Hello all, I’m here for the moment.
As a general policy, I don’t engage in comment/forum threads. My problem is that once I start posting I very quickly become this guy:
And that’s just not helpful to anybody. If (probably when) I find myself becoming that guy I’m going to have stop participating in this thread both not posting and not reading it. That will not mean I’m not interested in well articulated carefully reasoned critiques. If you write one, feel free to e-mail them to me at firstname.lastname@example.org.
I will also note that BioComplexity would love to publish an official critique to my paper if anyone is interested.
I’m also going to have a zero-tolerance policy towards insults. If anyone starts calling me names, attacking me on irrelevant issues, etc, I’m going to leave. Putting up with abuse just isn’t worth my time.
Josh, thanks for your respect and acknowledgment of me actually trying to a build a scientific model. Although I’m sure we disagree on a lot, we probably largely agree as to this being a problematic deficit in the current state of intelligent design. In fact that respect you are showing is the big reason I’m breaking my general rule and engaging in this thread. Let’s hope I don’t regret that!
However, I must make one point of objection to Josh’s statements so far. He uses the word “ignore” repeatedly to describe factors/data I did not take into account. I’m not ignoring them, I’ve just limited the scope of what is being looked at in this first presentation of the model.
For any serious objection to my hypothesis, I probably won’t dispute it in this thread. If its a worthwhile objection I will want to take the time to think about, come up with a hypothesis to explain it, test that hypothesis etc. That will take time. I’m less interested in arguing the point as in understanding the objections to it so that it can guide where work on this hypothesis needs to go.
Josh states that I ignore much stronger evidence for common descent. I find that different people rank different lines of evidence differently. Some do seem to think nested clades is the strongest evidence. Regardless, it doesn’t matter. There many lines of evidence I have not attempted to touch.

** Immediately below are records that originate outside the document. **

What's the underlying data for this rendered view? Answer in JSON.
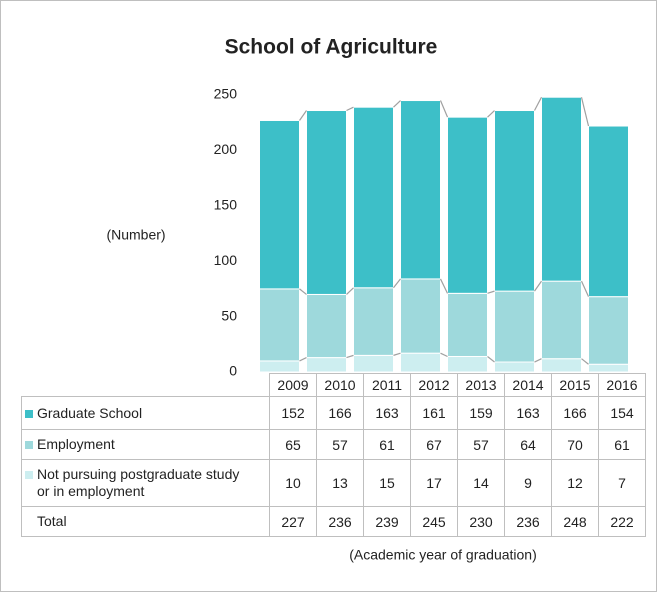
{
  "chart_data": {
    "type": "bar",
    "stacked": true,
    "title": "School of Agriculture",
    "y_label": "(Number)",
    "x_label": "(Academic year of graduation)",
    "categories": [
      "2009",
      "2010",
      "2011",
      "2012",
      "2013",
      "2014",
      "2015",
      "2016"
    ],
    "series": [
      {
        "name": "Graduate School",
        "color": "#3dbfc8",
        "values": [
          152,
          166,
          163,
          161,
          159,
          163,
          166,
          154
        ]
      },
      {
        "name": "Employment",
        "color": "#9ed9dc",
        "values": [
          65,
          57,
          61,
          67,
          57,
          64,
          70,
          61
        ]
      },
      {
        "name": "Not pursuing postgraduate study or in employment",
        "color": "#cdeef0",
        "values": [
          10,
          13,
          15,
          17,
          14,
          9,
          12,
          7
        ]
      }
    ],
    "total": {
      "name": "Total",
      "values": [
        227,
        236,
        239,
        245,
        230,
        236,
        248,
        222
      ]
    },
    "ylim": [
      0,
      250
    ],
    "yticks": [
      0,
      50,
      100,
      150,
      200,
      250
    ],
    "grid": false
  }
}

If my model is to succeed it does need to be developed to explain all those lines of evidence. I appreciate that’s a daunting task. But, my current paper only deals with nested hierarchy, and I’m going to ignore, for this thread, any bringing up over other lines of evidence.
To clarify this, common design is an alternative to common descent not an addition to it. The phrase common design is used by intelligent design proponents to refer to the idea that commonalities in different living things can be explained by a common designer instead of common descent. When I talk about common design not being a “critique of common descent” my point is that I’m not interested in simply pointing out places where common descent has trouble explaining the data. I’m interested in developing common design as positive model in its own right.
This is a good suggestion, its on my list of potential future related projects.
This is certainly true. In my paper I called it a “tree model” rather than a “common descent model” for exactly this reason. What I’ve shown is that the data fits a dependency graph better than a tree. But this could be explained if there is some mechanism operating in common descent that produces data that looks kinda like modules that are being picked up by my analysis.
My question for you is: what mechanisms do you see as good candidates?
I’m not sure here whether you are referring to:
- Lines of evidence for common descent besides nested hierarchy
- Data besides gene families that fit a nested hierarchy
In either case, it is true. I fully acknowledge there is a lot more data and evidence that needs to be taken account of. If 2, I’d be curious to know which data you think has the best chance of falsifying my hypothesis.
Here I’d like to know what you are referring to since selection of any sort didn’t enter into the analysis. Perhaps something about genes drifting through sequence space in a neutral fashion?